Fun Facts!

Though the Misfortune Annie books are works of fiction, we thought you might enjoy learning about a few of the fun facts mentioned in Misfortune Annie and the Locomotive Reaper.

Annie Oakley:

In an era of the Old West where men dominated the use of a firearm, this frontier woman, at the age of only 15, not only made a living by hunting and selling the food to restaurants to pay off her mother’s farm, but also won sharp-shooting competitions against men twice as old as she was! Although Misfortune Annie is a fictitious character, she was given the true life marksmanship skills of Annie Oakley. Oakley could rest a rifle pointed backwards on her shoulder and use a mirror to see and hit a target behind her with 100% accuracy. Because of her incredible abilities with a weapon, she became famous through Buffalo Bill’s Wild West Show.

Colt .45:

Introduced in 1873, this single action revolver was known as The Peacemaker or six shooter. It became the de rigueur sidearm for Hollywood cowboys, from Tom Mix to John Wayne.

Dynamite:

Seeking a safer method to blast rock, Swedish engineer Alfred Nobel invented dynamite, the first manageable explosive stronger than black powder. Originally called “Nobel’s Blasting Powder”, Nobel changed the name to dynamite, which he based on an ancient Greek word meaning “power”. He filed the patent in 1867.

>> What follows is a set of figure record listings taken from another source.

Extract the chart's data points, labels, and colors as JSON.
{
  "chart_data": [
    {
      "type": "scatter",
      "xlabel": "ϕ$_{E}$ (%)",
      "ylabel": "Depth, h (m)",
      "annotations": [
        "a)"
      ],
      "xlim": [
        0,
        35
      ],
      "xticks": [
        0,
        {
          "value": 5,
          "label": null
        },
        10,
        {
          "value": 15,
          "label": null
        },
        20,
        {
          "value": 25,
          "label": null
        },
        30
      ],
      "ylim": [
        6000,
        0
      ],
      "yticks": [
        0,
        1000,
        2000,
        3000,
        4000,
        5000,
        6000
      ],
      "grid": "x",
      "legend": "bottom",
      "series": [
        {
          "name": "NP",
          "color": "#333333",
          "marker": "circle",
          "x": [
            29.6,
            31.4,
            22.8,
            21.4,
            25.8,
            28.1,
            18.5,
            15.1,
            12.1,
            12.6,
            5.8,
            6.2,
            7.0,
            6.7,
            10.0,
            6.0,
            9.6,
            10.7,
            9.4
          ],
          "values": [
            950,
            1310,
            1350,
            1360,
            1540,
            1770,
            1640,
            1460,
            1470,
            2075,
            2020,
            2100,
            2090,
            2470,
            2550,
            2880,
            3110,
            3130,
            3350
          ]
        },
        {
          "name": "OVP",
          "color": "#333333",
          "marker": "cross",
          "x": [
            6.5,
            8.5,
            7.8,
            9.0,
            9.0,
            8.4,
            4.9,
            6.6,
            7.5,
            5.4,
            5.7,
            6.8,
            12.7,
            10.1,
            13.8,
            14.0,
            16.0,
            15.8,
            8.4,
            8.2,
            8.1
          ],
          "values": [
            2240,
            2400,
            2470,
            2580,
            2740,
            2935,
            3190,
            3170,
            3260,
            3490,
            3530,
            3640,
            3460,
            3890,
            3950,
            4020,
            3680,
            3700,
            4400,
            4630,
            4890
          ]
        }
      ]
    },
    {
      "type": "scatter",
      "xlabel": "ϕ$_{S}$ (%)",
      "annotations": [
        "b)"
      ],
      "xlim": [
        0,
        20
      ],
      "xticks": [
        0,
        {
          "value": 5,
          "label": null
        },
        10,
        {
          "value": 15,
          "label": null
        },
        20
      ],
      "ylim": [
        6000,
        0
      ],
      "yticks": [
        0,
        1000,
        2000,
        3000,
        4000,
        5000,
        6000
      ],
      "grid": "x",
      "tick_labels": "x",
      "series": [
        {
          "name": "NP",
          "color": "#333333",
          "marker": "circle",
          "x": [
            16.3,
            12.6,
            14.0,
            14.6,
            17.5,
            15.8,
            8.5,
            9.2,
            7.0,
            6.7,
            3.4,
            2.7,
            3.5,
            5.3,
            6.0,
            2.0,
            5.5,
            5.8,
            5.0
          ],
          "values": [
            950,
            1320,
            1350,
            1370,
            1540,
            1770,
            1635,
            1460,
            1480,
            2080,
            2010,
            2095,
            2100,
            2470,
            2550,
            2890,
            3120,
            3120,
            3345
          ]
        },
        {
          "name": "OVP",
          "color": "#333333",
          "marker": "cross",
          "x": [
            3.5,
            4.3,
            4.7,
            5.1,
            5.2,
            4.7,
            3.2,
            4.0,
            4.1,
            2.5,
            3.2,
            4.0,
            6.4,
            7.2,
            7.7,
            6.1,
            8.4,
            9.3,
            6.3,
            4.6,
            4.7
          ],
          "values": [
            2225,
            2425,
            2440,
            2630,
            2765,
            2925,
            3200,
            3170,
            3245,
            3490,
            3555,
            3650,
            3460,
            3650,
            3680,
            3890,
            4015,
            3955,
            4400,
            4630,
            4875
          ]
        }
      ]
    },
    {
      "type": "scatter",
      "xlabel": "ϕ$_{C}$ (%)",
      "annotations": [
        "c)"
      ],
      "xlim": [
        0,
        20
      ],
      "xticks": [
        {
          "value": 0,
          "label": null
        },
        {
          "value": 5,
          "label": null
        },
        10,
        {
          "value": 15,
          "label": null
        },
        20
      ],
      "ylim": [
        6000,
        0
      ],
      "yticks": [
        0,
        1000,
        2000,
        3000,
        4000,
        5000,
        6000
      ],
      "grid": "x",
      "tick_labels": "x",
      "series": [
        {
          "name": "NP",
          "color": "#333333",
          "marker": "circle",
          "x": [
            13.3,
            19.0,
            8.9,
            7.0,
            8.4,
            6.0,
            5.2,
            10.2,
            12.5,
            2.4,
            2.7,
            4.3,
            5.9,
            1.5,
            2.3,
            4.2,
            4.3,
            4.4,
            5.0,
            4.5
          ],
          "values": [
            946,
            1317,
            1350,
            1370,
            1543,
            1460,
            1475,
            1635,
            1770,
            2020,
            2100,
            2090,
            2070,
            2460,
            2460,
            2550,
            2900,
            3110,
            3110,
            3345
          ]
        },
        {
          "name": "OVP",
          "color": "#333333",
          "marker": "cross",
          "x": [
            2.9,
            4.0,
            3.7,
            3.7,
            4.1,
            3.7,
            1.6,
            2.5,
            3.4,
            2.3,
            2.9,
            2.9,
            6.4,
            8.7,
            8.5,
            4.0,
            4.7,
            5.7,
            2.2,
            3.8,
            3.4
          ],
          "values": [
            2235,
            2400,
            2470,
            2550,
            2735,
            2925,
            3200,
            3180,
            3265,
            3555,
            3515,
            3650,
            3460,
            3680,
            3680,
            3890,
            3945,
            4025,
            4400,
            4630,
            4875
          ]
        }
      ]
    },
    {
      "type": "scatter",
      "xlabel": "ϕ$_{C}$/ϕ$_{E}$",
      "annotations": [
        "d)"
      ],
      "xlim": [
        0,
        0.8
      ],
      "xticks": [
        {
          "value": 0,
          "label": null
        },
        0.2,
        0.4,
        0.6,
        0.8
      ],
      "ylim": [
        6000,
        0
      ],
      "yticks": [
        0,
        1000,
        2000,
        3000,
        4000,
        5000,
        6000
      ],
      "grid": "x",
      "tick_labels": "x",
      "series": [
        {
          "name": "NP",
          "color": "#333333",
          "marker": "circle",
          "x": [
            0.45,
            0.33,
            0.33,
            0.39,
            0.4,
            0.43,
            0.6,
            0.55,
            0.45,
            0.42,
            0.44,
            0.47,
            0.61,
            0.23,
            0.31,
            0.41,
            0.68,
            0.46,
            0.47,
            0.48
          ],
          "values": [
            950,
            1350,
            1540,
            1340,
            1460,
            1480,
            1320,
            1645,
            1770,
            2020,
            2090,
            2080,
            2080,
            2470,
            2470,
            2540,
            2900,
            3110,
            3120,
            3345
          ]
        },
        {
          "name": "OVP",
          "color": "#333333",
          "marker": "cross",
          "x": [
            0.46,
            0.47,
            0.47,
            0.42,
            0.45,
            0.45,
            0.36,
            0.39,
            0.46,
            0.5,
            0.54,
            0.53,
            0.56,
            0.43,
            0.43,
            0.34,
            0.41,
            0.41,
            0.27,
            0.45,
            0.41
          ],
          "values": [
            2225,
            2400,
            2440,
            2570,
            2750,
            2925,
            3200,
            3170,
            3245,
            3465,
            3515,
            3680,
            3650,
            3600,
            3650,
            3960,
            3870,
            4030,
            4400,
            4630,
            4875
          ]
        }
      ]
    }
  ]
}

Dynamite combines nitroglycerin, a very strong explosive, with absorbents such as diatomaceous earth, and stabilizers such as sodium carbonate, making it safer to use. Dynamite originally used absorbents such as sawdust, which proved less stable.

Usually sold in the form of cylinders or sticks about 8 inches long and 1.25 inches in diameter, old sticks of dynamite will weep nitroglycerin, which is extremely dangerous as a physical impact can cause nitroglycerin to explode.

While the two words are sometimes used interchangeably, TNT (Trinitrotoluene) is not the same as dynamite. Used primarily in military, industrial, and mining applications, TNT is less sensitive to physical impacts, which reduces the risk of accidental detonation. Today, dynamite is used primarily in the mining, demolition, and construction industries.

Waist overalls made by Levi Strauss

When first created by German-born businessman Levi Strauss and Latvian-born tailor Jacob Davis, blue jeans were actually called “waist overalls.” The duo received a patent for them on May 20, 1873, with a product that had one back pocket, a watch pocket, a cinch, and brace buttons.